Zevalin dosing based on weight and baseline platelet count can be used for NHL patients with no history of autologous bone marrow transplant (ABMT) and less than 25% bone marrow involvement, obviating the need for dosimetry, Dr. Witzig noted. He reported on an open-label, single-arm, phase II study of 26 patients with relapsed or refractory low-grade, follicular, or transformed NHL. All patients had mild thrombocytopenia (100,000-149,000 cells/mm³) and ANC greater than 1,500/mm³. None had been previously treated with rituximab.
Patients were treated initially with rituximab and indium 111 Y2B8 for imaging studies, then with rituximab and yttrium 90 Y2B8 infusions. Interim analysis in 24 patients showed an overall response rate of 67%, which included a 21% complete response (CR) rate and a 46% partial response (PR) rate.

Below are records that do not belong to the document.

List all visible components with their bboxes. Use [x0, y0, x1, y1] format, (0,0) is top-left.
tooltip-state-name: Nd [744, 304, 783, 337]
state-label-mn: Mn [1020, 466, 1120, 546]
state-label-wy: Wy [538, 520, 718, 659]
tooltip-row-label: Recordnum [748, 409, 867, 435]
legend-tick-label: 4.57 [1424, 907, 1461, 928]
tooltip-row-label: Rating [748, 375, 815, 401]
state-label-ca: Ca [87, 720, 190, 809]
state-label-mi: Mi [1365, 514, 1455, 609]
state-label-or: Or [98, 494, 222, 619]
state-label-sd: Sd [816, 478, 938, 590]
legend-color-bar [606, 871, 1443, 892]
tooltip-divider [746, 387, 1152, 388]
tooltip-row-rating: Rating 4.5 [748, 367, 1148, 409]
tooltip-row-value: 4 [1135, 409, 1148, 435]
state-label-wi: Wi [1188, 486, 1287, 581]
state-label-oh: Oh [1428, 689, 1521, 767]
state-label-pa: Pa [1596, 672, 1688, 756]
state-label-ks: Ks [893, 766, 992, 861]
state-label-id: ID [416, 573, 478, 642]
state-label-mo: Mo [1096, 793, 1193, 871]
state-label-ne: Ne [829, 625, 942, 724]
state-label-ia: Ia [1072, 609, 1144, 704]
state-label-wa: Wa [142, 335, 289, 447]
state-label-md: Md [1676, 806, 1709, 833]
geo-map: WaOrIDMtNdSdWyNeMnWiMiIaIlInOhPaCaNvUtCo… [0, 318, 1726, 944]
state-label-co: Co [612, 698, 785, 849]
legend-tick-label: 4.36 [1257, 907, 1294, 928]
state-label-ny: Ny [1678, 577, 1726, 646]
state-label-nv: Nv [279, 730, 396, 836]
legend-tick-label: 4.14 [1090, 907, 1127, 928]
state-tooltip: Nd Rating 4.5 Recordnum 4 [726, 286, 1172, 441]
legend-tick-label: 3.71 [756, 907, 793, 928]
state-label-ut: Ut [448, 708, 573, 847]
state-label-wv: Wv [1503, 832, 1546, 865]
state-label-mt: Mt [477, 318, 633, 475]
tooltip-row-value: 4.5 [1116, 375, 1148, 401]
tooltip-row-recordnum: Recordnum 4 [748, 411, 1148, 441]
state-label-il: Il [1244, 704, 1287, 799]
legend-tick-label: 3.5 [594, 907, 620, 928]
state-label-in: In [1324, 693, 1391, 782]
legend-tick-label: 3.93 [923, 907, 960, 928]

Toxicity was primarily hematologic, transient, and reversible, Dr. Witzig said. Median nadirs for patients receiving 0.3 mCi/kg were ANC of 600/mm³, platelets of 34,000/mm³ and hemoglobin of 10.0 g/dL. Grade 4 hematologic patients included neutropenia (31%), thrombocytopenia (12%), and anemia (4%).
Dr. Witzig pointed out that dosimetry did not predict hematologic toxicity. Relapsed or refractory, low-grade, follicular or transformed CD20+ B-cell NHL patients with mild thrombocytopenia can be safely treated with reduced-dose (0.3 mCi/kg) Zevalin with excellent clinical response, Dr. Witzig concluded.